Inheritance

One of the beautiful and helpful thoughts which unfold to the student of Christian Science through the study and practice of the teachings of the Bible and Science and Health is this: that his entire inheritance is from God, the divine Mind. This leads to an awakened understanding of God and a growing understanding of man in God's image. The student may have believed himself liable to inherit undesirable qualities or conditions, nervousness perhaps, poverty, or rheumatism, laziness, or even that graven image "temperament," but now he is learning that neither the human brain nor the human body has the intelligence to confer any characteristic upon man, and if he has perceived even faintly his sonship with God, consequently his inheritance from God, he may begin at once to prove that he is "not under the law, but under grace" that grace which is but another name for divine Love.

To human thought an inheritance of houses and lands seems the most substantial possible, and those individuals with such a legacy are said to be well placed; while he who starts without worldly possessions is expected to find his path strewn with difficulties. The study of Christian Science, however, shows us that our inheritance from God is infinitely more secure than anything which could come to us in a material way; no flaws can be found in our title to it, we do not have to wait for the use of it, nor fear that we may be robbed of it when we receive it. The Bible is full of the records of those who experienced, in varying degrees, their divine inheritance. "But the Lord hath taken you, and brought you forth out of the iron furnace, even out of Egypt, to be unto him a people of inheritance, as ye are this day," were the words of Moses to the children of Israel, who needed constant reminders of their inheritance from God, even as we do to-day; whenever they were conscious of this great fact, as individuals and as a nation, they were able to prove the ever presence and power of God to meet all human needs.
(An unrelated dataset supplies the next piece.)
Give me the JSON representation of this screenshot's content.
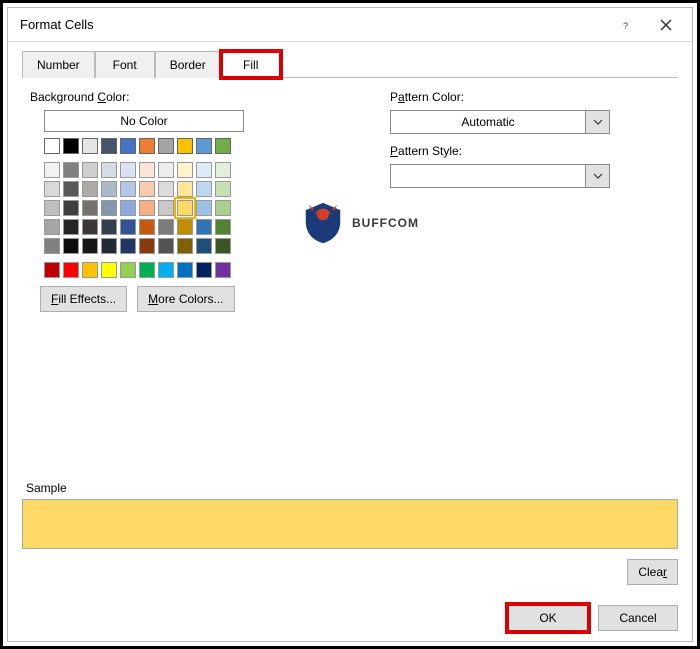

Paul in his epistles makes many references to this point, having first proved in innumerable instances his inheritance, as he himself says, in perils on land and sea, in weariness, hunger, thirst, and cold. To the Hebrews he wrote, "By faith Abraham, when he was called to go out into a place which he should after receive for an inheritance, obeyed; and he went out, not knowing whither he went." This patriarch's experience shows clearly that trust in God, good, is perhaps the first essential for inheritance of God's gifts, and Mrs. Eddy has beautifully written of Abraham, "This patriarch illustrated the purpose of Love to create trust in good, and showed the life-preserving power of spiritual understanding" (Science and Health, p. 579). Speaking of Esau, "who for one morsel of meat sold his birthright," Paul says, "For ye know how that afterward, when he would have inherited the blessing, he was rejected: for he found no place of repentance, though he sought it carefully with tears." What was this birthright, this inheritance which Esau deliberately sold, what but the knowledge of man's spiritual being, of his connection with God and his dominion over all the earth? This priceless inheritance was bartered away for something which had no life, substance, or intelligence of its own but which to the senses seemed desirable or even necessary at the time. We shall do well if we take to heart the lesson of Esau's experience. It is interesting to see how almost all the Bible references to divine inheritance contain a condition to be fulfilled; in other words, something more than mere passive acceptance is necessary. Jesus' promise, "Blessed are the meek: for they shall inherit the earth," requires constant spiritual activity on the part of the recipient; for surely one needs to be active to be truly meek, to know under all circumstances that God is the Principle of every good thought and deed and that man accomplishes everything by reflection of this Principle alone. Again, in the psalms we read, "Those that wait upon the Lord, they shall inherit the earth," and in Hebrews Paul's advice, "that ye be not slothful, but followers of them who through faith and patience inherit the promises."